Udrigovo, Bosnia-Herzegovina; 2 September 1997 (RFE/RL) - A U.S. Army colonel with the NATO-led Stabilization Force in Bosnia says U.S. troops guarding a key television transmitter in Bosnia handed it over to six hardline Bosnian Serb police early today after securing a deal guaranteeing its broadcasts.

Hardline Bosnian Serbs who had attacked the 60 U.S. troops guarding the Udrigovo transmitter near Bijeljina in Bosnia's northeasternmost corner yesterday left at dawn today.

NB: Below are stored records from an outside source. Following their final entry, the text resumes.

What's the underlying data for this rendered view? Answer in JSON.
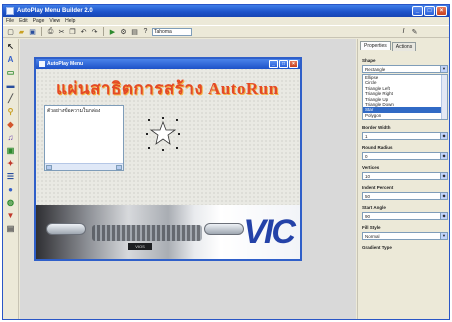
{
  "app": {
    "title": "AutoPlay Menu Builder 2.0"
  },
  "window_buttons": {
    "minimize": "_",
    "maximize": "□",
    "close": "×"
  },
  "menu": [
    "File",
    "Edit",
    "Page",
    "View",
    "Help"
  ],
  "toolbar": {
    "font_value": "Tahoma"
  },
  "design_window": {
    "title": "AutoPlay Menu",
    "headline": "แผ่นสาธิตการสร้าง AutoRun",
    "listbox_items": [
      "ตัวอย่างข้อความในกล่อง"
    ],
    "banner_brand": "VIC",
    "plate": "VIOS"
  },
  "panel": {
    "tabs": [
      "Properties",
      "Actions"
    ],
    "shape_label": "Shape",
    "shape_value": "Rectangle",
    "shape_options": [
      "Ellipse",
      "Circle",
      "Triangle Left",
      "Triangle Right",
      "Triangle Up",
      "Triangle Down",
      "Star",
      "Polygon"
    ],
    "selected_option": "Star",
    "fields": [
      {
        "label": "Border Width",
        "value": "1"
      },
      {
        "label": "Round Radius",
        "value": "0"
      },
      {
        "label": "Vertices",
        "value": "10"
      },
      {
        "label": "Indent Percent",
        "value": "50"
      },
      {
        "label": "Start Angle",
        "value": "90"
      },
      {
        "label": "Fill Style",
        "value": "Normal"
      }
    ],
    "last_label": "Gradient Type"
  },
  "colors": {
    "titlebar": "#1c52c9",
    "headline": "#e44a26",
    "brand": "#2442a8",
    "selection": "#316ac5"
  }
}
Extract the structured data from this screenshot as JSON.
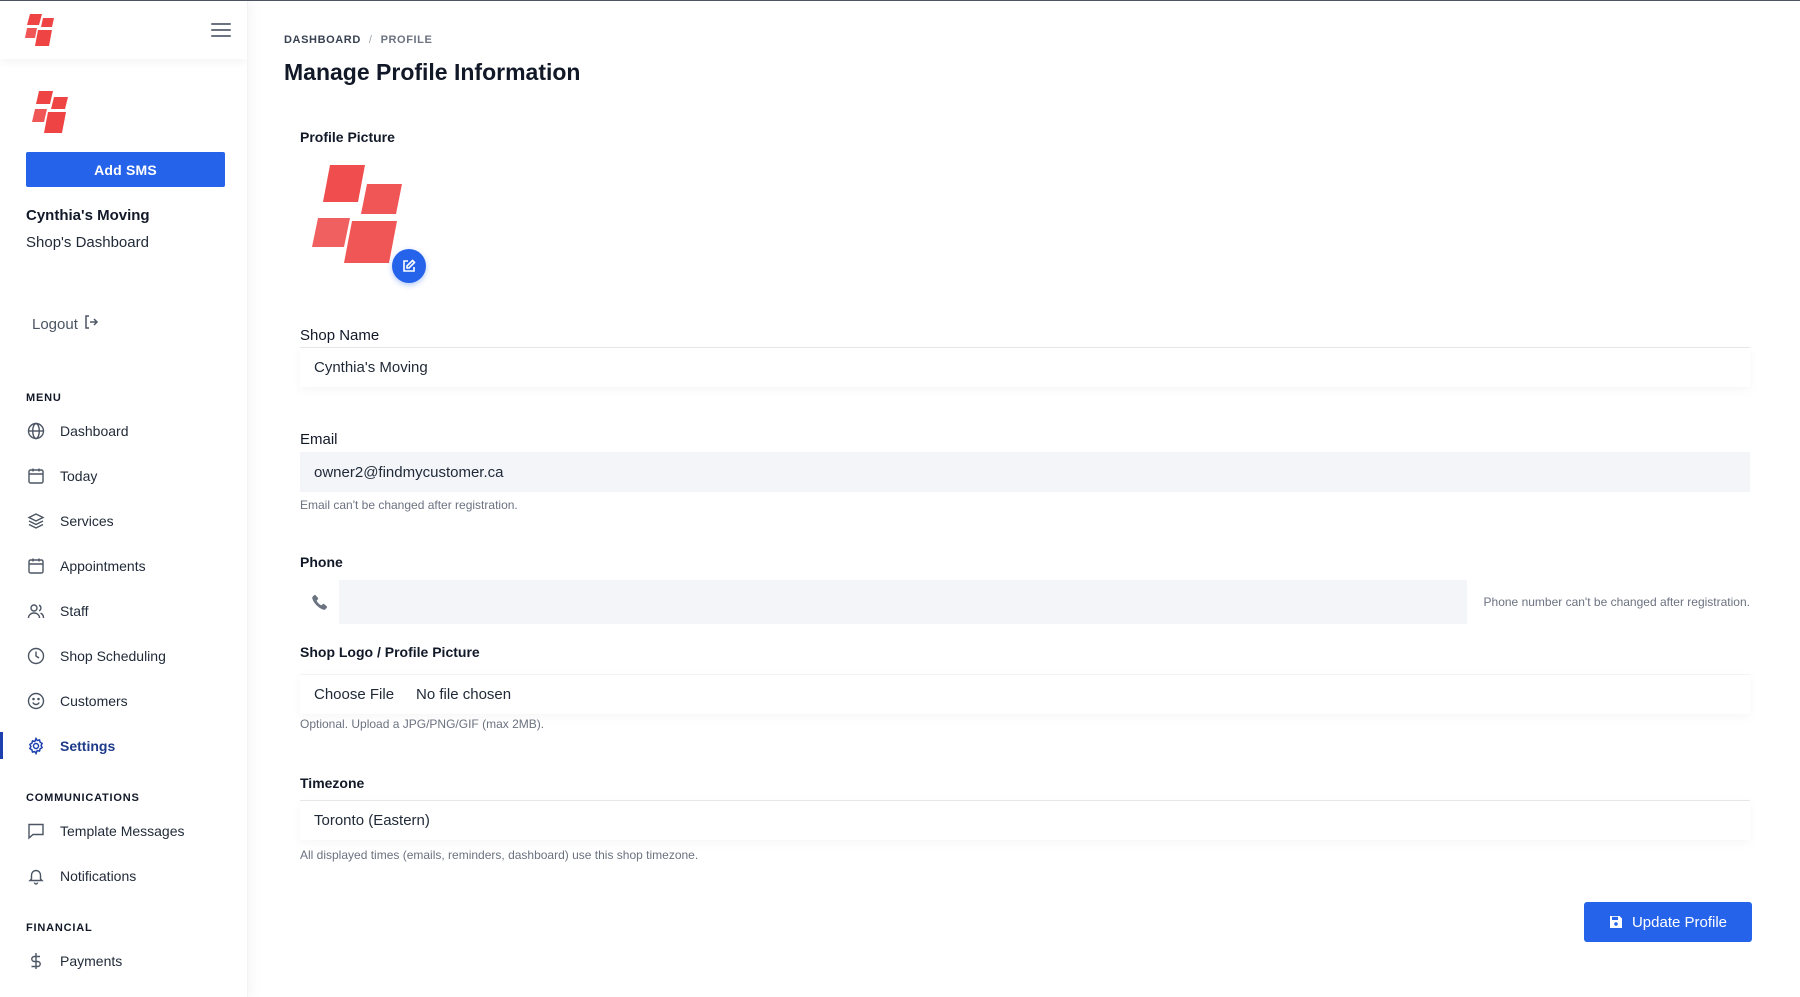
{
  "sidebar": {
    "add_sms_label": "Add SMS",
    "shop_name": "Cynthia's Moving",
    "shop_dashboard": "Shop's Dashboard",
    "logout_label": "Logout",
    "menu_label": "MENU",
    "menu_items": [
      {
        "label": "Dashboard",
        "icon": "globe-icon"
      },
      {
        "label": "Today",
        "icon": "calendar-icon"
      },
      {
        "label": "Services",
        "icon": "layers-icon"
      },
      {
        "label": "Appointments",
        "icon": "calendar-icon"
      },
      {
        "label": "Staff",
        "icon": "users-icon"
      },
      {
        "label": "Shop Scheduling",
        "icon": "clock-icon"
      },
      {
        "label": "Customers",
        "icon": "smile-icon"
      },
      {
        "label": "Settings",
        "icon": "gear-icon",
        "active": true
      }
    ],
    "communications_label": "COMMUNICATIONS",
    "communications_items": [
      {
        "label": "Template Messages",
        "icon": "message-icon"
      },
      {
        "label": "Notifications",
        "icon": "bell-icon"
      }
    ],
    "financial_label": "FINANCIAL",
    "financial_items": [
      {
        "label": "Payments",
        "icon": "dollar-icon"
      }
    ]
  },
  "breadcrumb": {
    "home": "DASHBOARD",
    "separator": "/",
    "current": "PROFILE"
  },
  "page_title": "Manage Profile Information",
  "form": {
    "profile_picture_label": "Profile Picture",
    "shop_name_label": "Shop Name",
    "shop_name_value": "Cynthia's Moving",
    "email_label": "Email",
    "email_value": "owner2@findmycustomer.ca",
    "email_help": "Email can't be changed after registration.",
    "phone_label": "Phone",
    "phone_value": "",
    "phone_help": "Phone number can't be changed after registration.",
    "logo_label": "Shop Logo / Profile Picture",
    "choose_file_label": "Choose File",
    "no_file_label": "No file chosen",
    "logo_help": "Optional. Upload a JPG/PNG/GIF (max 2MB).",
    "timezone_label": "Timezone",
    "timezone_value": "Toronto (Eastern)",
    "timezone_help": "All displayed times (emails, reminders, dashboard) use this shop timezone.",
    "update_label": "Update Profile"
  },
  "colors": {
    "primary": "#2563eb",
    "brand_red": "#ef4444",
    "active_nav": "#1e3a8a"
  }
}
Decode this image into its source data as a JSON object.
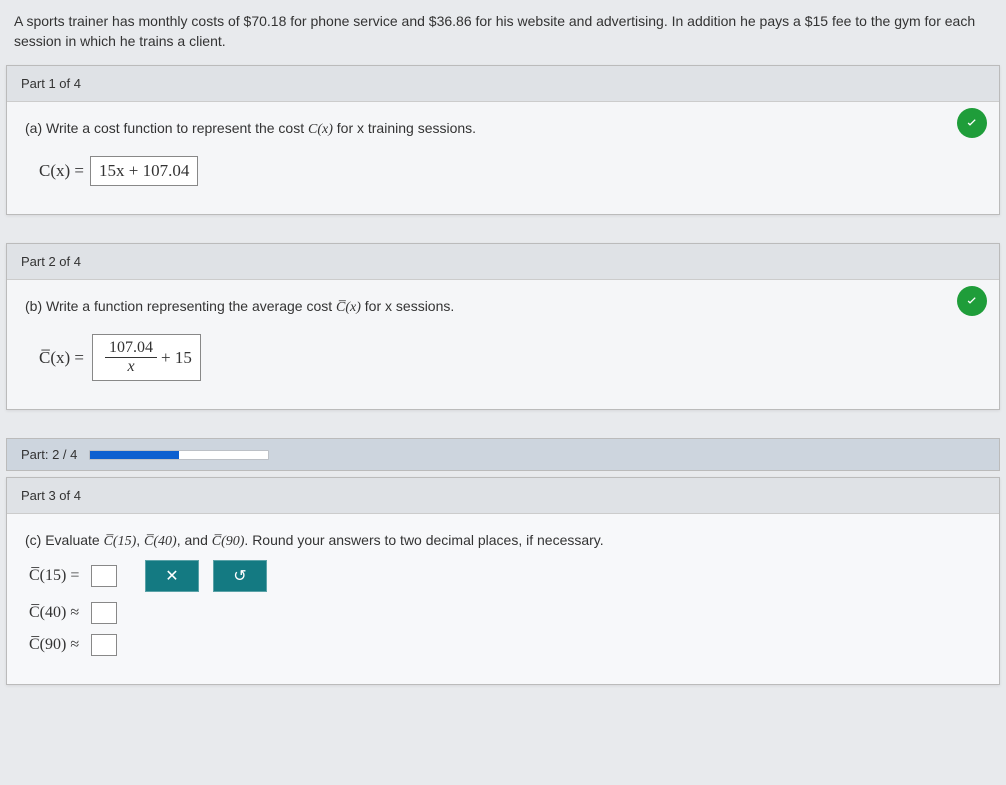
{
  "problem_text": "A sports trainer has monthly costs of $70.18 for phone service and $36.86 for his website and advertising. In addition he pays a $15 fee to the gym for each session in which he trains a client.",
  "part1": {
    "header": "Part 1 of 4",
    "prompt_pre": "(a) Write a cost function to represent the cost ",
    "prompt_fn": "C(x)",
    "prompt_post": " for x training sessions.",
    "lhs": "C(x) =",
    "answer": "15x + 107.04"
  },
  "part2": {
    "header": "Part 2 of 4",
    "prompt_pre": "(b) Write a function representing the average cost ",
    "prompt_fn": "C̅(x)",
    "prompt_post": " for x sessions.",
    "lhs": "C̅(x) =",
    "answer_num": "107.04",
    "answer_den": "x",
    "answer_plus": " + 15"
  },
  "progress": {
    "label": "Part: 2 / 4",
    "percent": 50
  },
  "part3": {
    "header": "Part 3 of 4",
    "prompt_pre": "(c) Evaluate ",
    "e1": "C̅(15)",
    "e2": "C̅(40)",
    "eand": ", and ",
    "e3": "C̅(90)",
    "prompt_post": ". Round your answers to two decimal places, if necessary.",
    "rows": [
      {
        "label": "C̅(15) ="
      },
      {
        "label": "C̅(40) ≈"
      },
      {
        "label": "C̅(90) ≈"
      }
    ],
    "clear_icon": "✕",
    "undo_icon": "↺"
  }
}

Colonel Montaigu Winfield says the U.S. troops transferred control over the transmitter after the hardline mayor of Bijeljina and the Bosnian Serb information minister agreed to allow rival television stations to broadcast.

But the U.S. troops remain around the transmitter, setting up a barbed wire fence around the area and flattening the earth around the tower.

The Pale-based news agency SRNA says the move came as leading Serb hardliner Momcilo Krajisnik offered to meet his rival, Bosnian Serb President Biljana Plavsic, for talks he said had been negotiated by Serb Orthodox Patriarch Pavle.

Winfield told AFP the handover was made conditional on the Banja Luka-based television station supportive of Plavsic being allowed to share the transmitter for broadcasts with the Pale hardliners.

AP says the deal allows the hardliners access to the transmitter provided they tone down what NATO has alleged is their anti-NATO and anti-UN-propaganda.

Yesterday afternoon a crowd of about 300 Bosnian Serbs pelted the NATO troops with rocks. There were no reports of injuries.

NATO officials said the SFOR troops took control of the transmitter late last week to prevent to prevent opposing Serb factions from battling for its control.

Yesterday's stone-throwing came just five days after U.S. soldiers were attacked by a crowd in the eastern town of Brcko.